The carotid guideline includes an update of the 2011 guideline and provides graded evidence-based recommendations that address the following areas of patient care:

  • The role of surgical therapy over medical therapy alone for asymptomatic low-risk patients
  • The role of carotid endarterectomy vs. stenting for symptomatic low-risk patients
  • The optimal timing of interventions after acute stroke
  • Screening for carotid artery stenosis in asymptomatic patients
  • The sequence of carotid and coronary interventions for patients undergoing intervention for diseases in both vascular beds

The guideline “is concise and practical and will be of great use to clinicians for real-time decision-making,” said Bush and Schermerhorn.  Because of the volume of the literature, information, and additional topics with more critical details, the writing group also created a separate implementation document as a supporting companion resource.

The JVS supplement also includes an editorial, “Emerging evidence suggests that patients with high-grade asymptomatic carotid stenosis should be revascularized.”

The clinical practice guidelines on popliteal artery aneurysms present evidence and consensus-based recommendations regarding the evaluation of patients with popliteal aneurysms and size thresholds for repair. They provide recommendations for open surgical repair vs endovascular stent-graft repair for specific patient populations according to life expectancy, plus recommendations for urgent treatment of thrombosed popliteal aneurysms according to the Rutherford acute ischemia stage at presentation.

“This [clinical practice guidelines] is a unique contribution that has amassed the available data and current treatments for this disease process,” said Bush and Schermerhorn.

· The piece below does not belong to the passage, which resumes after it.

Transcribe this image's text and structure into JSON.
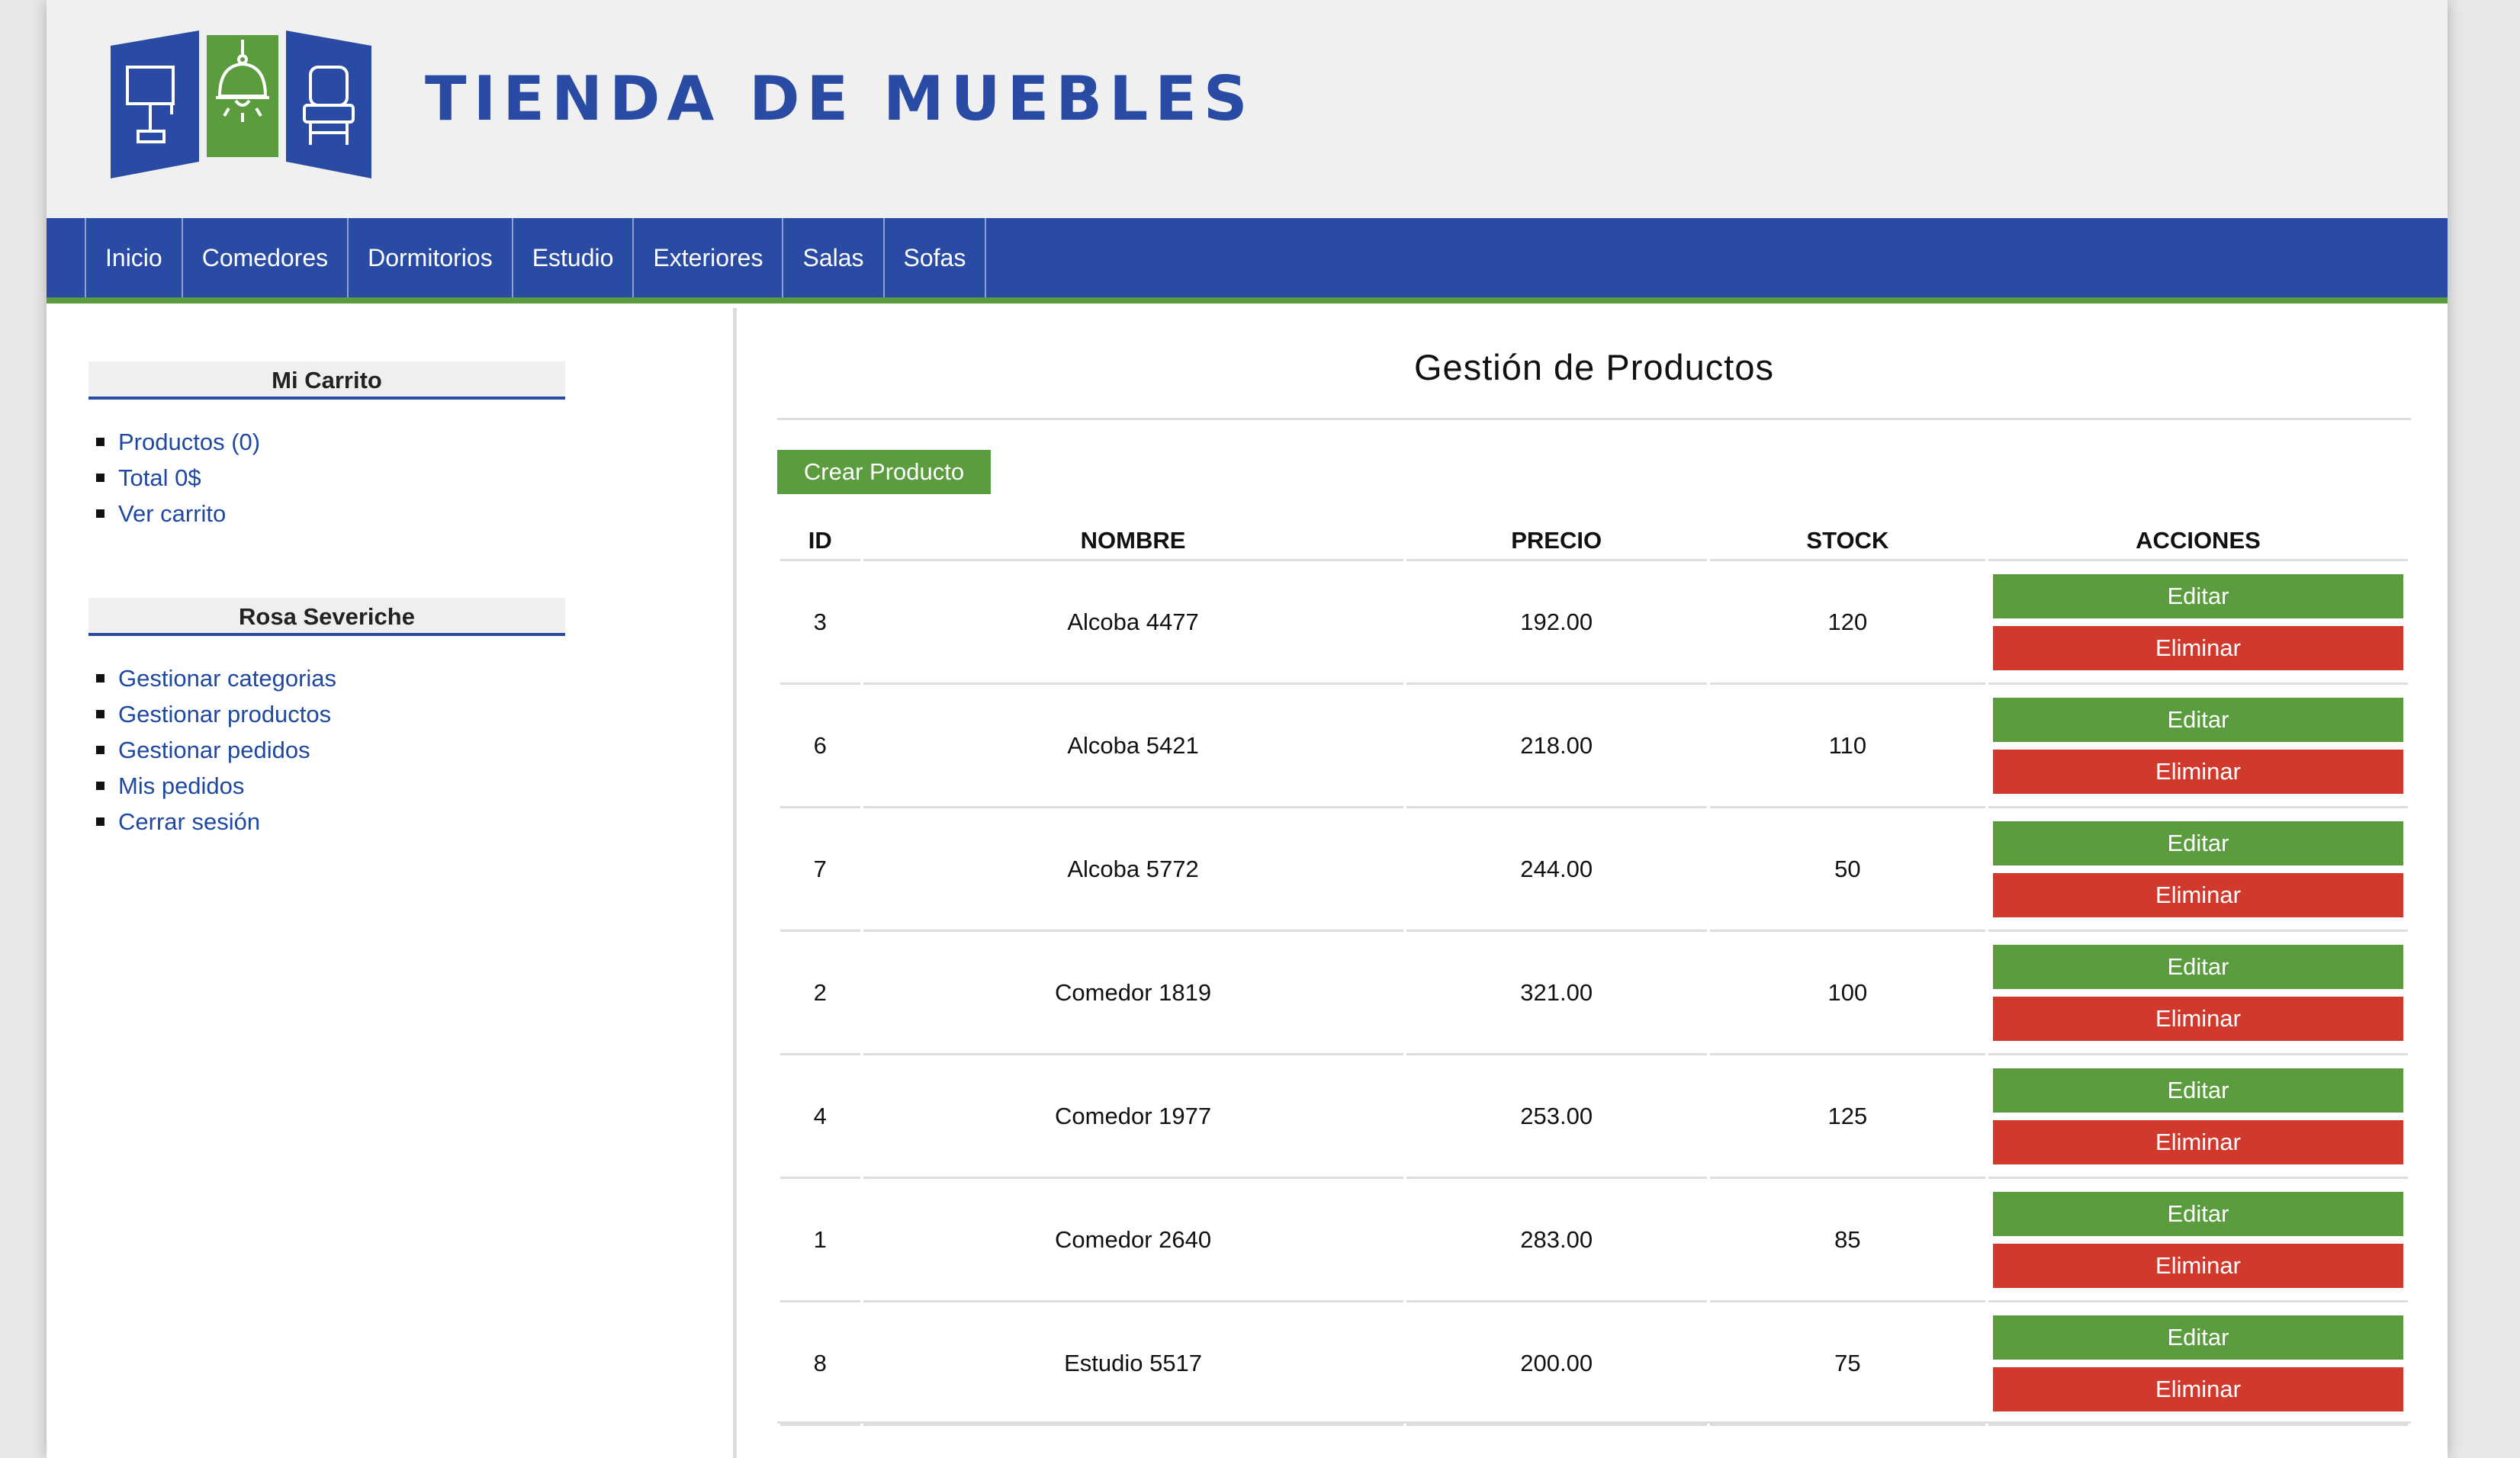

Since publication of the SVS’ 2011 update of the clinical practice guidelines for carotid artery disease, several pivotal studies comparing carotid endarterectomy (CEA) and carotid artery stenting (CAS) have been published. In addition, the literature has demonstrated a confirmation of the need for optimization of medical therapy. Therefore, the updated SVS guidelines provides graded recommendations that address five very relevant questions: the role of surgical therapy over medical therapy alone in asymptomatic low risk patients, the role of CEA vs. CAS in symptomatic low risk patients, the optimal timing of interventions after acute stroke, screening for carotid artery stenosis in asymptomatic patients, and the sequence of carotid and coronary interventions in patients undergoing intervention for diseases in both vascular territories.

According to AbuRahma, writing group chair, “These guideline recommendations address the latest technology in the management of carotid disease, such as transcarotid artery stenting with flow reversal and how its outcomes compare to transfemoral stenting and the gold-standard, carotid endarterectomy.”

The 2021 SVS guidelines propose that CEA remains the preferred intervention over CAS in low-risk patients with symptomatic and asymptomatic disease.

Evidence suggests that once the perioperative period has elapsed, late ipsilateral stroke (at five and nine years) is no different between CEA and CAS, but 30-day death/stroke is significantly higher after transfemoral CAS vs. CEA, especially in the first seven to 14 days after symptom onset.

This is why the SVS and European Society for Vascular Surgery (ESVS) guidelines retain CEA as the first-line option.

Aneurysms of the popliteal artery are the most common aneurysms outside of the brain and abdominal aorta. Popliteal artery aneurysms can cause limb loss and therefore early diagnosis, careful follow up, and timely treatment of this condition are paramount.

These SVS practice guidelines offer recommendations to inform the diagnosis, evaluation, treatment options, and follow up of patients with popliteal artery aneurysms. Evidence-based recommendations regarding the evaluation of patients with known popliteal aneurysms, as well as size thresholds for repair, are included. Specific circumstances under which aneurysms may be considered for repair at a smaller size are also provided. Recommendations for open versus endovascular repair are given for specific patient populations based on life expectancy, as are recommendations for urgent treatment of thrombosed popliteal aneurysms based on the Rutherford acute ischemia stage at presentation.